Три пушки и два пулемета с броневиков, где распоряжались хлопцы Колотухи и Мукагова, ударили по неприятельским рядам. И вновь, как и три минуты назад, снаряды поднимали в воздух комья земли, но теперь уже во вражеском стане.

В этот день немцы больше не беспокоили партизан. Но это не утешало. Завтра они снова придут с еще большими силами, а отбиваться уже нечем: патроны к отечественному оружию почти израсходованы. Много убитых и раненых. Вокруг ни лесов, ни болот, куда бы не могли пробиться со своей техникой вражеские части. Да и не в оружии только дело — его можно добыть в бою. Отряд не может вести разведку для партизанского штаба, для Красной Армии. Без радиостанции не передашь разведданных, нельзя вызвать самолет с минно-подрывным снаряжением для дальнейшей работы. Без рации тут не обойтись отряду.

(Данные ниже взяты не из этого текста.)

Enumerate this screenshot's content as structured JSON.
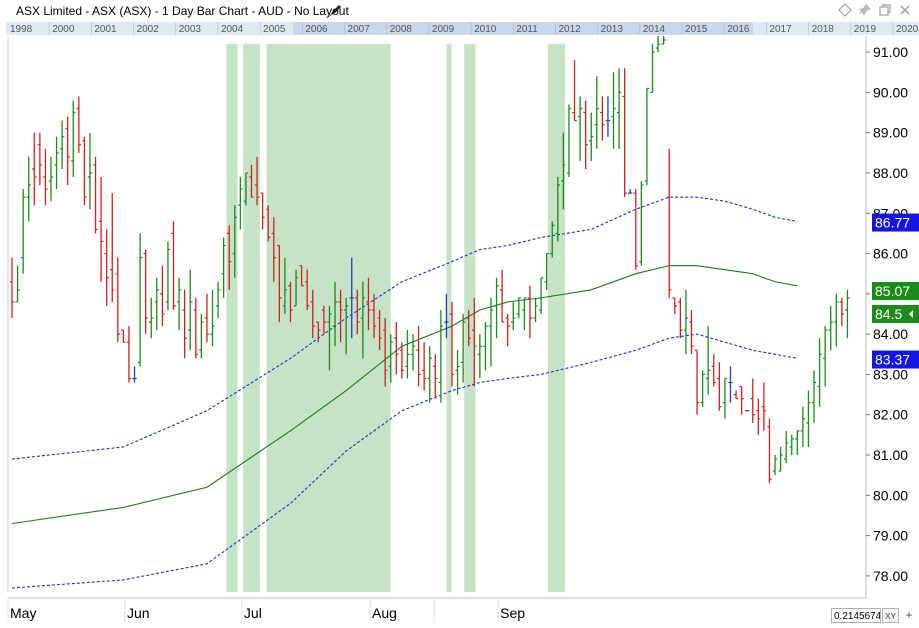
{
  "window": {
    "title": "ASX Limited - ASX (ASX) - 1 Day Bar Chart - AUD - No Layout",
    "edit_icon": "pencil-icon",
    "controls": [
      "diamond-icon",
      "pin-icon",
      "restore-icon",
      "close-icon"
    ]
  },
  "colors": {
    "up": "#1a8a1a",
    "down": "#cc2222",
    "neutral": "#1f3fbf",
    "highlight": "#c6e3c6",
    "ma": "#1a7a1a",
    "band": "#1a2fd6",
    "badge_blue": "#1515e6",
    "badge_green": "#1a8a1a"
  },
  "readout": {
    "value": "0.2145674",
    "xy_label": "XY",
    "zoom_icon": "plus-icon"
  },
  "chart_data": {
    "type": "bar",
    "subtype": "ohlc",
    "title": "ASX Limited - ASX (ASX) - 1 Day Bar Chart - AUD - No Layout",
    "ylim": [
      77.6,
      91.4
    ],
    "y_axis_position": "right",
    "y_ticks": [
      "78.00",
      "79.00",
      "80.00",
      "81.00",
      "82.00",
      "83.00",
      "84.00",
      "85.00",
      "86.00",
      "87.00",
      "88.00",
      "89.00",
      "90.00",
      "91.00"
    ],
    "x_months": [
      {
        "label": "May",
        "pos": 0
      },
      {
        "label": "Jun",
        "pos": 21
      },
      {
        "label": "Jul",
        "pos": 42
      },
      {
        "label": "Aug",
        "pos": 65
      },
      {
        "label": "Sep",
        "pos": 88
      }
    ],
    "year_strip": [
      "1998",
      "2000",
      "2001",
      "2002",
      "2003",
      "2004",
      "2005",
      "2006",
      "2007",
      "2008",
      "2009",
      "2010",
      "2011",
      "2012",
      "2013",
      "2014",
      "2015",
      "2016",
      "2017",
      "2018",
      "2019",
      "2020"
    ],
    "highlight_ranges": [
      [
        38.5,
        40.5
      ],
      [
        41.5,
        44.5
      ],
      [
        45.7,
        68.0
      ],
      [
        78.0,
        78.9
      ],
      [
        81.2,
        83.2
      ],
      [
        96.2,
        99.3
      ]
    ],
    "bars": [
      [
        85.3,
        84.4,
        85.9,
        84.8
      ],
      [
        84.8,
        84.8,
        85.7,
        85.1
      ],
      [
        85.9,
        85.5,
        87.6,
        87.4
      ],
      [
        87.4,
        86.8,
        88.4,
        87.7
      ],
      [
        88.1,
        87.2,
        89.0,
        87.9
      ],
      [
        88.7,
        87.7,
        89.0,
        88.2
      ],
      [
        87.9,
        87.2,
        88.6,
        87.6
      ],
      [
        87.8,
        87.3,
        88.4,
        87.9
      ],
      [
        88.2,
        87.6,
        88.9,
        88.5
      ],
      [
        88.6,
        88.1,
        89.3,
        88.9
      ],
      [
        89.1,
        87.7,
        89.4,
        88.4
      ],
      [
        88.3,
        87.9,
        89.8,
        89.5
      ],
      [
        89.6,
        88.5,
        89.9,
        88.7
      ],
      [
        88.8,
        87.2,
        88.9,
        87.4
      ],
      [
        87.9,
        87.1,
        89.0,
        88.0
      ],
      [
        88.2,
        86.5,
        88.4,
        86.6
      ],
      [
        86.8,
        85.3,
        87.9,
        86.3
      ],
      [
        86.0,
        84.7,
        86.6,
        85.4
      ],
      [
        85.6,
        84.8,
        87.5,
        85.1
      ],
      [
        85.5,
        83.8,
        85.9,
        84.0
      ],
      [
        84.1,
        83.8,
        84.1,
        83.8
      ],
      [
        83.8,
        82.8,
        84.2,
        82.9
      ],
      [
        82.9,
        82.8,
        83.2,
        82.9
      ],
      [
        83.3,
        83.2,
        86.5,
        85.9
      ],
      [
        86.0,
        84.0,
        86.1,
        84.4
      ],
      [
        84.3,
        83.9,
        84.9,
        84.4
      ],
      [
        84.8,
        84.1,
        85.4,
        85.1
      ],
      [
        85.0,
        84.2,
        85.7,
        84.5
      ],
      [
        84.8,
        84.6,
        86.3,
        86.1
      ],
      [
        86.5,
        84.6,
        86.8,
        84.7
      ],
      [
        84.8,
        84.1,
        85.4,
        85.1
      ],
      [
        84.6,
        83.4,
        85.1,
        83.9
      ],
      [
        84.1,
        83.6,
        85.6,
        84.8
      ],
      [
        84.6,
        83.4,
        84.9,
        83.5
      ],
      [
        83.6,
        83.4,
        84.5,
        84.3
      ],
      [
        84.4,
        83.8,
        85.0,
        84.0
      ],
      [
        84.0,
        83.7,
        85.1,
        84.2
      ],
      [
        84.7,
        84.4,
        85.3,
        85.1
      ],
      [
        85.5,
        84.9,
        86.4,
        86.2
      ],
      [
        86.5,
        85.1,
        86.7,
        85.8
      ],
      [
        86.0,
        85.4,
        87.2,
        86.9
      ],
      [
        87.2,
        86.6,
        87.9,
        87.6
      ],
      [
        87.3,
        87.2,
        88.0,
        88.0
      ],
      [
        87.9,
        87.4,
        88.2,
        87.4
      ],
      [
        87.7,
        87.2,
        88.4,
        87.4
      ],
      [
        87.5,
        86.6,
        87.5,
        86.9
      ],
      [
        87.1,
        86.3,
        87.2,
        86.4
      ],
      [
        86.5,
        85.3,
        86.9,
        85.9
      ],
      [
        86.2,
        84.3,
        86.2,
        84.9
      ],
      [
        84.7,
        84.5,
        85.9,
        85.1
      ],
      [
        85.2,
        84.3,
        85.3,
        84.6
      ],
      [
        84.7,
        84.7,
        85.6,
        85.4
      ],
      [
        85.7,
        85.2,
        85.7,
        85.2
      ],
      [
        85.3,
        84.6,
        85.6,
        84.7
      ],
      [
        84.8,
        83.9,
        85.1,
        84.2
      ],
      [
        84.3,
        83.8,
        84.3,
        84.1
      ],
      [
        84.6,
        84.0,
        84.7,
        84.3
      ],
      [
        84.3,
        83.1,
        84.7,
        84.5
      ],
      [
        84.2,
        83.7,
        85.3,
        84.8
      ],
      [
        84.8,
        83.8,
        85.1,
        84.6
      ],
      [
        84.6,
        83.5,
        84.9,
        84.7
      ],
      [
        84.9,
        83.9,
        85.9,
        84.9
      ],
      [
        84.9,
        84.0,
        85.1,
        84.3
      ],
      [
        84.4,
        83.4,
        85.3,
        84.9
      ],
      [
        84.8,
        84.1,
        85.4,
        84.6
      ],
      [
        84.6,
        83.9,
        85.0,
        84.2
      ],
      [
        84.4,
        83.6,
        84.6,
        83.9
      ],
      [
        84.1,
        82.7,
        84.4,
        83.1
      ],
      [
        83.2,
        82.8,
        84.0,
        83.8
      ],
      [
        83.9,
        83.0,
        84.3,
        83.5
      ],
      [
        83.6,
        82.9,
        83.8,
        83.1
      ],
      [
        83.2,
        82.9,
        84.1,
        83.5
      ],
      [
        83.5,
        83.1,
        84.0,
        83.7
      ],
      [
        83.6,
        82.7,
        84.2,
        83.0
      ],
      [
        83.1,
        82.6,
        83.8,
        82.9
      ],
      [
        82.9,
        82.3,
        83.7,
        83.4
      ],
      [
        83.2,
        82.4,
        83.5,
        82.9
      ],
      [
        82.8,
        82.3,
        84.6,
        84.2
      ],
      [
        84.3,
        83.9,
        85.0,
        84.3
      ],
      [
        84.5,
        82.7,
        84.8,
        83.0
      ],
      [
        83.1,
        82.5,
        83.6,
        83.2
      ],
      [
        83.3,
        82.8,
        84.5,
        84.3
      ],
      [
        84.4,
        83.7,
        84.6,
        83.9
      ],
      [
        84.1,
        82.7,
        84.9,
        83.7
      ],
      [
        83.5,
        82.9,
        84.0,
        83.7
      ],
      [
        83.7,
        83.1,
        84.3,
        84.2
      ],
      [
        84.2,
        83.2,
        84.9,
        84.6
      ],
      [
        84.7,
        83.9,
        85.4,
        85.2
      ],
      [
        85.1,
        84.3,
        85.6,
        84.3
      ],
      [
        84.4,
        83.7,
        84.5,
        84.2
      ],
      [
        84.3,
        84.1,
        84.8,
        84.4
      ],
      [
        84.5,
        84.4,
        84.9,
        84.9
      ],
      [
        84.6,
        84.1,
        84.9,
        84.9
      ],
      [
        84.9,
        83.9,
        85.2,
        84.4
      ],
      [
        84.4,
        84.3,
        84.9,
        84.7
      ],
      [
        84.6,
        84.5,
        85.4,
        85.4
      ],
      [
        85.3,
        85.1,
        86.0,
        86.0
      ],
      [
        86.0,
        85.9,
        86.8,
        86.7
      ],
      [
        86.5,
        86.3,
        87.9,
        87.7
      ],
      [
        87.8,
        87.1,
        89.0,
        88.2
      ],
      [
        88.0,
        87.9,
        89.7,
        89.6
      ],
      [
        89.5,
        89.3,
        90.8,
        89.3
      ],
      [
        89.4,
        88.3,
        89.9,
        89.6
      ],
      [
        89.5,
        88.1,
        89.8,
        88.7
      ],
      [
        88.8,
        88.3,
        89.5,
        88.9
      ],
      [
        89.2,
        88.6,
        90.4,
        89.6
      ],
      [
        89.5,
        88.8,
        89.9,
        89.2
      ],
      [
        89.3,
        88.9,
        89.9,
        89.3
      ],
      [
        89.4,
        88.6,
        90.5,
        89.6
      ],
      [
        89.5,
        88.6,
        90.6,
        90.0
      ],
      [
        89.9,
        87.4,
        90.6,
        87.5
      ],
      [
        87.5,
        87.5,
        87.6,
        87.5
      ],
      [
        87.5,
        85.6,
        87.6,
        85.7
      ],
      [
        85.8,
        85.7,
        87.8,
        87.7
      ],
      [
        87.8,
        87.7,
        90.1,
        90.1
      ],
      [
        90.0,
        90.0,
        91.2,
        91.0
      ],
      [
        91.1,
        91.0,
        91.4,
        91.2
      ],
      [
        91.2,
        91.2,
        91.4,
        91.3
      ],
      [
        87.4,
        84.9,
        88.6,
        85.1
      ],
      [
        84.9,
        84.5,
        84.9,
        84.7
      ],
      [
        84.8,
        83.9,
        84.9,
        84.1
      ],
      [
        84.1,
        83.5,
        85.1,
        84.4
      ],
      [
        84.3,
        83.5,
        84.6,
        83.7
      ],
      [
        83.6,
        82.0,
        83.6,
        82.3
      ],
      [
        82.3,
        82.2,
        83.1,
        83.0
      ],
      [
        82.9,
        82.5,
        84.2,
        83.1
      ],
      [
        83.2,
        82.7,
        83.5,
        82.8
      ],
      [
        82.9,
        82.1,
        83.3,
        82.2
      ],
      [
        82.3,
        81.9,
        82.9,
        82.9
      ],
      [
        82.8,
        82.3,
        83.2,
        82.8
      ],
      [
        82.5,
        82.4,
        82.6,
        82.4
      ],
      [
        82.7,
        82.0,
        82.7,
        82.4
      ],
      [
        82.1,
        82.1,
        82.1,
        82.1
      ],
      [
        82.4,
        81.8,
        82.9,
        82.0
      ],
      [
        82.1,
        81.5,
        82.4,
        81.9
      ],
      [
        82.2,
        81.6,
        82.8,
        82.1
      ],
      [
        81.7,
        80.3,
        81.9,
        80.4
      ],
      [
        80.6,
        80.5,
        81.0,
        80.9
      ],
      [
        80.6,
        80.6,
        81.2,
        81.0
      ],
      [
        80.9,
        80.8,
        81.6,
        81.3
      ],
      [
        81.2,
        81.0,
        81.5,
        81.4
      ],
      [
        81.4,
        81.0,
        81.6,
        81.6
      ],
      [
        81.6,
        81.2,
        82.2,
        81.9
      ],
      [
        81.8,
        81.2,
        82.6,
        82.3
      ],
      [
        82.3,
        81.8,
        83.1,
        82.8
      ],
      [
        82.7,
        82.2,
        83.9,
        83.5
      ],
      [
        83.4,
        82.7,
        84.2,
        84.1
      ],
      [
        84.1,
        83.6,
        84.7,
        84.3
      ],
      [
        84.3,
        83.7,
        85.0,
        84.8
      ],
      [
        84.8,
        84.2,
        84.9,
        84.5
      ],
      [
        84.6,
        83.9,
        85.1,
        84.9
      ]
    ],
    "ma": {
      "start": 78.8,
      "points": [
        [
          0,
          79.3
        ],
        [
          20,
          79.7
        ],
        [
          35,
          80.2
        ],
        [
          50,
          81.6
        ],
        [
          60,
          82.6
        ],
        [
          70,
          83.7
        ],
        [
          79,
          84.2
        ],
        [
          84,
          84.6
        ],
        [
          89,
          84.8
        ],
        [
          95,
          84.9
        ],
        [
          104,
          85.1
        ],
        [
          112,
          85.5
        ],
        [
          118,
          85.7
        ],
        [
          123,
          85.7
        ],
        [
          128,
          85.6
        ],
        [
          133,
          85.5
        ],
        [
          137,
          85.3
        ],
        [
          141,
          85.2
        ]
      ],
      "lower_band": [
        [
          0,
          77.7
        ],
        [
          20,
          77.9
        ],
        [
          35,
          78.3
        ],
        [
          50,
          79.8
        ],
        [
          60,
          81.1
        ],
        [
          70,
          82.1
        ],
        [
          79,
          82.6
        ],
        [
          84,
          82.8
        ],
        [
          89,
          82.9
        ],
        [
          95,
          83.0
        ],
        [
          104,
          83.3
        ],
        [
          112,
          83.6
        ],
        [
          118,
          83.9
        ],
        [
          123,
          84.0
        ],
        [
          128,
          83.8
        ],
        [
          133,
          83.6
        ],
        [
          137,
          83.5
        ],
        [
          141,
          83.4
        ]
      ],
      "upper_band": [
        [
          0,
          80.9
        ],
        [
          20,
          81.2
        ],
        [
          35,
          82.1
        ],
        [
          50,
          83.4
        ],
        [
          60,
          84.4
        ],
        [
          70,
          85.3
        ],
        [
          79,
          85.8
        ],
        [
          84,
          86.1
        ],
        [
          89,
          86.2
        ],
        [
          95,
          86.4
        ],
        [
          104,
          86.6
        ],
        [
          112,
          87.1
        ],
        [
          118,
          87.4
        ],
        [
          123,
          87.4
        ],
        [
          128,
          87.3
        ],
        [
          133,
          87.1
        ],
        [
          137,
          86.9
        ],
        [
          141,
          86.8
        ]
      ]
    },
    "last_labels": [
      {
        "text": "86.77",
        "value": 86.77,
        "color": "blue"
      },
      {
        "text": "85.07",
        "value": 85.07,
        "color": "green"
      },
      {
        "text": "84.5",
        "value": 84.5,
        "color": "green"
      },
      {
        "text": "83.37",
        "value": 83.37,
        "color": "blue"
      }
    ]
  }
}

Андрей корил себя: почему не спрятал радиостанцию под деревом, не укрыл ее дерном? Нужно было, наверное, навьючить ее на себя. Только где гарантия, что осколок или пуля не прошили бы радиоаппаратуру и на спине? Он тяжело вздохнул. «А разве послал бы меня Опенкин в атаку на фашистских артиллеристов, если бы я был с рацией? Да ни за что на свете командир не послал бы меня в рукопашную! А если бы мы не пошли на артиллеристов, то через десять минут они сделали бы месиво из нашей позиции». Но факт остается фактом — рация разбита немецким снарядом, а без нее отряд все равно что человек без ушей и без глаз.

Командиры групп сошлись на совет, уселись на ящики из-под снарядов, на лафеты, окружив Опенкина.

— Большое спасибо, хлопцы, за мужество в бою! — сердечно поблагодарил командир. — Наше положение критическое. Что вы все думаете о завтрашнем дне?

— Мелкими группами можно идти вслед за немцами, где-то пересечь линию фронта и выйти к своим, — первым предложил Колотуха.

— Правильно, группами к позициям нашей армии!

— Другого выхода нет.

— И я так думаю, — подытожил мысли товарищей комиссар Рубен.

— Ну что же, — согласился Опенкин. — Другого выхода у нас, видимо, действительно нет. Одну группу поведут Шмель и Устим, вторую Андрей и Колотуха, третью — комиссар, а четвертая пойдет со мной.

— Ты же ранен, Иван, — возразил Рубен. — Нужно, чтобы третья группа пошла с Максимом и Андреем. А мое место сейчас рядом с раненым командиром.

Иван Опенкин виновато опустил голову. Это правда, он очень ослаб после ранения. «Спасибо тебе, друг!» — мысленно поблагодарил Артура.

— До свидания, Андрей! — Артур положил руку на руку Стоколоса. — Свейке, Шмель, Устим, Максим!.. Вы настоящие друзья. Лай дзиву драйзиба! Я сказал: «Да живет дружба!»

Устим Гутыря снял свою пилотку и подал ее командиру:

— Может, махнем, товарищ командир?

— Махнем! — улыбнувшись, согласился Опенкин.

Гутыря отдал командиру пилотку, а тот ему — свою фуражку.

4

Партизаны одолевали последние километры украинской земли. Идти дальше не было сил. Измученные жаждой, голодом и ранами, бойцы Опенкина оказались среди дня у затерянного в степи хуторка, укрылись в забурьяненном саду. Не успели перевязать раны, как часовой сообщил:

— Какие-то красноармейцы идут к нам!

Группа людей в красноармейской форме направлялась к саду. Рубен, приготовив в кармане гранату-«лимонку», ступил им навстречу:

— Кто такие?

— Партизаны!

— Какого отряда?

— «Красный партизан». А вы?..

— Мы окруженцы, — осторожно ответил Рубен. — Отстали от своей части. Возьмите в свой отряд? — Выжидающе прищурил голубые глаза.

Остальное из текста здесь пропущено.